Wouldn't be unlikely that he would win seeing that he plead guilty to war crimes?

I would assume that the case would challenge the basis and jurisdiction over Khadr that led to the guilty pleas.

Pretty clearly he is a child soldier and the military tribunal pretty much trampled all over his rights. There were serious questions about torture, coercion and the ability of the tribunal to block exculpatory evidence - all of which would go to issues of fundamental justice.

None of this would even come remotely close to passing muster in a real court. Fog of war, friendly fire.... those are the likely defences that would have been used.

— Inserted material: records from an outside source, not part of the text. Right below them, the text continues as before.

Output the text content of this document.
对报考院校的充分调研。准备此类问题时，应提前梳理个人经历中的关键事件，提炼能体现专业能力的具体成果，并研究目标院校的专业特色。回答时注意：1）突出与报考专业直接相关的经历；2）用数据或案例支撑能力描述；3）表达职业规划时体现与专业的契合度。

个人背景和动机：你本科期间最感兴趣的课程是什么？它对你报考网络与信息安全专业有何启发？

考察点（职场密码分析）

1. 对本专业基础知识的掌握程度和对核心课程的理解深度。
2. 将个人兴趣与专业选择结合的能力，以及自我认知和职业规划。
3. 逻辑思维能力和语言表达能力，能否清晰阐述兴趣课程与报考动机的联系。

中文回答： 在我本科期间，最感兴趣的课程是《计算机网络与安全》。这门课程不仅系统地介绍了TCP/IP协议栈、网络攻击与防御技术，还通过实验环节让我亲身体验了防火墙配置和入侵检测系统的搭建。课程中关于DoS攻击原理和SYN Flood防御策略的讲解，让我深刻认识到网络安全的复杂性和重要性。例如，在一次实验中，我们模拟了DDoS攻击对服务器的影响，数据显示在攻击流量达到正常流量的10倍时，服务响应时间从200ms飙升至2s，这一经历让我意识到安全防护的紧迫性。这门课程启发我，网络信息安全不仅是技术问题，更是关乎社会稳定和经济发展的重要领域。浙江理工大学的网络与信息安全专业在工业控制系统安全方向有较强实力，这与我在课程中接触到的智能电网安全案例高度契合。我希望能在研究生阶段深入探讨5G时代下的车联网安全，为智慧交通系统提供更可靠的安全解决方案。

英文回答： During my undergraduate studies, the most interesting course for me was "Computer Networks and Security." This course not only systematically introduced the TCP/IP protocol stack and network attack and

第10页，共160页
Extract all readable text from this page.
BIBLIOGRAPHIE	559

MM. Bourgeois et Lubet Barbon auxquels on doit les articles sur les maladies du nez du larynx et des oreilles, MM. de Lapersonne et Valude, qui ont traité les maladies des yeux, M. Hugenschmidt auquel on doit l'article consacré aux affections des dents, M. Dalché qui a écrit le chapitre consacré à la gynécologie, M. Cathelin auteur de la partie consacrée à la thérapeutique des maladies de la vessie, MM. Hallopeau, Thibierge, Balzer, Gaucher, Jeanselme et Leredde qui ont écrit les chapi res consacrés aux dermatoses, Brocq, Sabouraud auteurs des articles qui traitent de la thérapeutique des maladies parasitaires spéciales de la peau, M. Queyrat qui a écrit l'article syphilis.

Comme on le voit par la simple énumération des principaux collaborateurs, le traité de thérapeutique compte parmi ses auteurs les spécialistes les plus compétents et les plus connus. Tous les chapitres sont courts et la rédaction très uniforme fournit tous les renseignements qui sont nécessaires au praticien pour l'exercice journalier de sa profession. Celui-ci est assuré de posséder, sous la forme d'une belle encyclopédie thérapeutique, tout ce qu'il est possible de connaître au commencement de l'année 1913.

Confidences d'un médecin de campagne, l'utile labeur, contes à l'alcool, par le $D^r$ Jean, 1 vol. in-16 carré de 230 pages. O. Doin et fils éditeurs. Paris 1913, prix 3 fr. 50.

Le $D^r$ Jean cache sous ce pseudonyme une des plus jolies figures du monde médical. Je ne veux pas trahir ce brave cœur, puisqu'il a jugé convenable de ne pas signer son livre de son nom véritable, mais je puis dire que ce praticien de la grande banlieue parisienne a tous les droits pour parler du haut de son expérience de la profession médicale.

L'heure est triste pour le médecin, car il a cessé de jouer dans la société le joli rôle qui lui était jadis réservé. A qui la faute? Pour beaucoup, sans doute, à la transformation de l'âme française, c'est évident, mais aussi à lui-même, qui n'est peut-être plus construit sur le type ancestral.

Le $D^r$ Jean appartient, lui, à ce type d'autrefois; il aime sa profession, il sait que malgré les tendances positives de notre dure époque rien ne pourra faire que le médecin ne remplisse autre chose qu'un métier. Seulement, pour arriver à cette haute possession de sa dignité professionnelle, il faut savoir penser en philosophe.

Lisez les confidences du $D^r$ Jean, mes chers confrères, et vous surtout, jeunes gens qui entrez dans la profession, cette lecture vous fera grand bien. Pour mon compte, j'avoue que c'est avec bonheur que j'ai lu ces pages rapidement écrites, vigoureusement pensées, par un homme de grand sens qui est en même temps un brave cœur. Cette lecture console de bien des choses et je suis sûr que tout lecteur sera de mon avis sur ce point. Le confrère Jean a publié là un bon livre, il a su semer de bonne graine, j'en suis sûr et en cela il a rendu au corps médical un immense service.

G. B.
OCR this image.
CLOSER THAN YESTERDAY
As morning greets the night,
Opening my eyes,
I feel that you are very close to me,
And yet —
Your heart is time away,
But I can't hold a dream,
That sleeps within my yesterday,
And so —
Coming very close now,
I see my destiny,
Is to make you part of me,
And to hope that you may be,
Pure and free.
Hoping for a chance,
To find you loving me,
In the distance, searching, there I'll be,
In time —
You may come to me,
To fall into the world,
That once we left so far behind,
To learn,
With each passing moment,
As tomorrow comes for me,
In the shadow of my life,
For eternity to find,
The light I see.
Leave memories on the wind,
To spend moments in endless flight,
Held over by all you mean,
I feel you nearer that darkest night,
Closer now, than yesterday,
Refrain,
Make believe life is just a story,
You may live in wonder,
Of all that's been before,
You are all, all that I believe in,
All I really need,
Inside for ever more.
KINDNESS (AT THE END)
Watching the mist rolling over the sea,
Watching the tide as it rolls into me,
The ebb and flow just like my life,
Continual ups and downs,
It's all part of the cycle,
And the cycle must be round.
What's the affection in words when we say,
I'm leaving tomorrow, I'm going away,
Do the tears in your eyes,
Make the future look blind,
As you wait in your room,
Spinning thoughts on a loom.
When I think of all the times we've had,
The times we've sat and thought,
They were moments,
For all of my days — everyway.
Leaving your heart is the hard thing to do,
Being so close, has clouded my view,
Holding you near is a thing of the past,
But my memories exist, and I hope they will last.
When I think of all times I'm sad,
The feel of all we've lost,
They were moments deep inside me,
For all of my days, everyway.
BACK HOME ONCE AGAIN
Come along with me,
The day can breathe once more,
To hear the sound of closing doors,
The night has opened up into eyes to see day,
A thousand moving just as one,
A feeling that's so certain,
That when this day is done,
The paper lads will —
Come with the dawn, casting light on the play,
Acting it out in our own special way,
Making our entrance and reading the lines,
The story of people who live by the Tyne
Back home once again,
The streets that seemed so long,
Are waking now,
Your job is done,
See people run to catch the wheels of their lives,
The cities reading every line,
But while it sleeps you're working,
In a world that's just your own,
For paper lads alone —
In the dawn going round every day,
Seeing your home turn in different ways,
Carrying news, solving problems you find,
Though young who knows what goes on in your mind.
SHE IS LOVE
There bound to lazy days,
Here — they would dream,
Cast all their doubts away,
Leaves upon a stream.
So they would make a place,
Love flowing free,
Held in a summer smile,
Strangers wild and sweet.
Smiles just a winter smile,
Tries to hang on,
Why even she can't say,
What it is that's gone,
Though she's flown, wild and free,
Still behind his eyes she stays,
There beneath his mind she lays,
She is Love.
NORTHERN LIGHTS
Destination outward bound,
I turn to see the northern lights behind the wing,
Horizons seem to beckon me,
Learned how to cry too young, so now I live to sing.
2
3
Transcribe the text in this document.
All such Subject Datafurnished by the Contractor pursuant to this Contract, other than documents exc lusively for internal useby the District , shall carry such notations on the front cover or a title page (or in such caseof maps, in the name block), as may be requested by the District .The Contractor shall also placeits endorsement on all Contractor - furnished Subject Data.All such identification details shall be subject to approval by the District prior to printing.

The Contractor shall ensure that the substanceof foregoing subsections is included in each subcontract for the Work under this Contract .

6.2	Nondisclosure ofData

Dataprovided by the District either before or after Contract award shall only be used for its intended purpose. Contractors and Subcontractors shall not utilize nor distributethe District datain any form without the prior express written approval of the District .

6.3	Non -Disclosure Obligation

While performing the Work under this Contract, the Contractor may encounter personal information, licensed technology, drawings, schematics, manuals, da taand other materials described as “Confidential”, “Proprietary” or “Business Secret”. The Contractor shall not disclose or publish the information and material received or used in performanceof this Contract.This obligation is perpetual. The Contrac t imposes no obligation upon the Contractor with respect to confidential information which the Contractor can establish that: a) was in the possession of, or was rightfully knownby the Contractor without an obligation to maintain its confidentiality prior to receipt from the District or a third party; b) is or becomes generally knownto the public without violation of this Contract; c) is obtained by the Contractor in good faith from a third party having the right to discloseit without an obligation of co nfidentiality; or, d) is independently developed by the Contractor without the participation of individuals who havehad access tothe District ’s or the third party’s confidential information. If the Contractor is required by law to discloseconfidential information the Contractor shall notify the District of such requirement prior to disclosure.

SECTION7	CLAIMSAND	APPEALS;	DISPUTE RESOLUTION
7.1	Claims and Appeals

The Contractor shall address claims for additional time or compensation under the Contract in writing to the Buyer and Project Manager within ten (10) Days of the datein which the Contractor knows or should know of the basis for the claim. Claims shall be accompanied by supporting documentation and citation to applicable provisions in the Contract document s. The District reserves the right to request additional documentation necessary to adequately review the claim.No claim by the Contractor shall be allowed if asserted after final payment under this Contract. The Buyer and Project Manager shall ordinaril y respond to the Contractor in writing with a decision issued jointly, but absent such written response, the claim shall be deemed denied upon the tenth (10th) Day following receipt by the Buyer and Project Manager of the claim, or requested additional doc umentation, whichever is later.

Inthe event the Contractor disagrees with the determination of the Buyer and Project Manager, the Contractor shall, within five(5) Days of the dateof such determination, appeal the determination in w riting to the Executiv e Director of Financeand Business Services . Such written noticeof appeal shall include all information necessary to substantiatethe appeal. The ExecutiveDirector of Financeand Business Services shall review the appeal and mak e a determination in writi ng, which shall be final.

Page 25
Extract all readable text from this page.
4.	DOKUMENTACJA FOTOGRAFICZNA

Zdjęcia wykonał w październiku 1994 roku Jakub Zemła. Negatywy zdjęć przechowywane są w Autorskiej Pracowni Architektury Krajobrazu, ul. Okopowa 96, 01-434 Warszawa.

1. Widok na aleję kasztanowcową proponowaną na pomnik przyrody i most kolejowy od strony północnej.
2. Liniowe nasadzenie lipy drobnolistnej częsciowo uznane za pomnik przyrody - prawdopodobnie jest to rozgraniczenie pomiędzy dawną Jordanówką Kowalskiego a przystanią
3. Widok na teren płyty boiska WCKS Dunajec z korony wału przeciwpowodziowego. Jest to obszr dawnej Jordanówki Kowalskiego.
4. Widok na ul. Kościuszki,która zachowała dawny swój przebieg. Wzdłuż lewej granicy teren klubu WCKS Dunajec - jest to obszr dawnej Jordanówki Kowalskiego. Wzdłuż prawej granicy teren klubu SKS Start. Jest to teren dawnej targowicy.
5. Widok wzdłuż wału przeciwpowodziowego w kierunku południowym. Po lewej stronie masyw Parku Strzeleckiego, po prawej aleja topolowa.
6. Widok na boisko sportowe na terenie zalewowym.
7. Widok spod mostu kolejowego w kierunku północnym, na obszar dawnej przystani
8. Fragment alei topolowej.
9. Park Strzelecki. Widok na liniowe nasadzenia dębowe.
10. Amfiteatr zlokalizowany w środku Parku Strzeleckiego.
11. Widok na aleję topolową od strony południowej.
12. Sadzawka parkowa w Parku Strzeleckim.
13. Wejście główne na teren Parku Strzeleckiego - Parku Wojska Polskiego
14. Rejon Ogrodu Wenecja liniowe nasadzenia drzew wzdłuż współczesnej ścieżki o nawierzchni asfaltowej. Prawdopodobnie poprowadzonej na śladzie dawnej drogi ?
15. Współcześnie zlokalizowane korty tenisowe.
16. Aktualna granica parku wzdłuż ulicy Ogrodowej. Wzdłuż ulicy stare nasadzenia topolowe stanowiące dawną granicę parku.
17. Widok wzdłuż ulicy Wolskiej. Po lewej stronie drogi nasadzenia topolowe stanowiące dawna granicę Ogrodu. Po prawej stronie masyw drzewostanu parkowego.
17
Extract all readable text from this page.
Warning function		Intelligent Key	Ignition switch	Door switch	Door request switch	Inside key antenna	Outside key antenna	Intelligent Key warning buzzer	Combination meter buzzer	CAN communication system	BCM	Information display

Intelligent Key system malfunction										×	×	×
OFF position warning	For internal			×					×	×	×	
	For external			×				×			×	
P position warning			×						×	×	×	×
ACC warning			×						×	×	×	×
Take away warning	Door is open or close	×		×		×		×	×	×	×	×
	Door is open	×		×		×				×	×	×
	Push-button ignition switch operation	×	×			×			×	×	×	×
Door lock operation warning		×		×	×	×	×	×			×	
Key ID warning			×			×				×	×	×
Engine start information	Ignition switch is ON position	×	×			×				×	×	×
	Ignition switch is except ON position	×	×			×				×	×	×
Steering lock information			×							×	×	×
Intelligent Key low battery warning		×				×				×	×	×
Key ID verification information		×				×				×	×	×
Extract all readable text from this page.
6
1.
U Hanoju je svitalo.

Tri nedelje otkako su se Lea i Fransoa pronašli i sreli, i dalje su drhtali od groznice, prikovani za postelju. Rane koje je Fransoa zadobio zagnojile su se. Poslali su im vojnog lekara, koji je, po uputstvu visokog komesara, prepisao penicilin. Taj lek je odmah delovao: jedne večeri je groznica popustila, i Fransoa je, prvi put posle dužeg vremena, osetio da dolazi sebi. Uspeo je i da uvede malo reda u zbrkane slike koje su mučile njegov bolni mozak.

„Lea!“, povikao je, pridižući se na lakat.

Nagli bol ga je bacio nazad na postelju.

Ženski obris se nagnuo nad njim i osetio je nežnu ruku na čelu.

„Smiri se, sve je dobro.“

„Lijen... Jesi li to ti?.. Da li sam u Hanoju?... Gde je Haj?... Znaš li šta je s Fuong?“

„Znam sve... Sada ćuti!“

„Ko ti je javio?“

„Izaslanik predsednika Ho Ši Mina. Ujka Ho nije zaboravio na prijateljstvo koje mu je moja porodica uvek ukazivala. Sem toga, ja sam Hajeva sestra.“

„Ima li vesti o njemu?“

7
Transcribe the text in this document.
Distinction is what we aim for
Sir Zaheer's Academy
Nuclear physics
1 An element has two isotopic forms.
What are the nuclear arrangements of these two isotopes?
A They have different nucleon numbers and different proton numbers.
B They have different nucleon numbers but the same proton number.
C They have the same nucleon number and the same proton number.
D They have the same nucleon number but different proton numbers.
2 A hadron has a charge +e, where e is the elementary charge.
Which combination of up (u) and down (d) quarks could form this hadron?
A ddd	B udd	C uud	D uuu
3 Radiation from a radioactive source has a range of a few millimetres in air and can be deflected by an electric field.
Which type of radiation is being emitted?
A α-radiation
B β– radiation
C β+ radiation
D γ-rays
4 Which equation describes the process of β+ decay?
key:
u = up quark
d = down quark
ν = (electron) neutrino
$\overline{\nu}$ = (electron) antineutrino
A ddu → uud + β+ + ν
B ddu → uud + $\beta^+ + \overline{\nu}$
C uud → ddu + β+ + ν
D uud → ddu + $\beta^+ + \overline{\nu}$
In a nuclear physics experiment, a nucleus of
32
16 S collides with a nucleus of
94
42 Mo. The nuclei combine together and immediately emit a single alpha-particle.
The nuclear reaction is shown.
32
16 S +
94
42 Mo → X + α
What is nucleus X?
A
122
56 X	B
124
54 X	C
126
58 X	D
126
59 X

One of the bases for challenging the process would be his inability to make full answer and defence which is fundamental to any proceeding in Canada.

Omar Khadr could not have possibly thrown the grenade that killed a U.S. soldier during a 2002 firefight because he was buried under the rubble of a collapsed roof, his lawyer argued in court yesterday, pointing to photos from the firefight that show Mr. Khadr under so much debris that a U.S. soldier inadvertently stepped on him.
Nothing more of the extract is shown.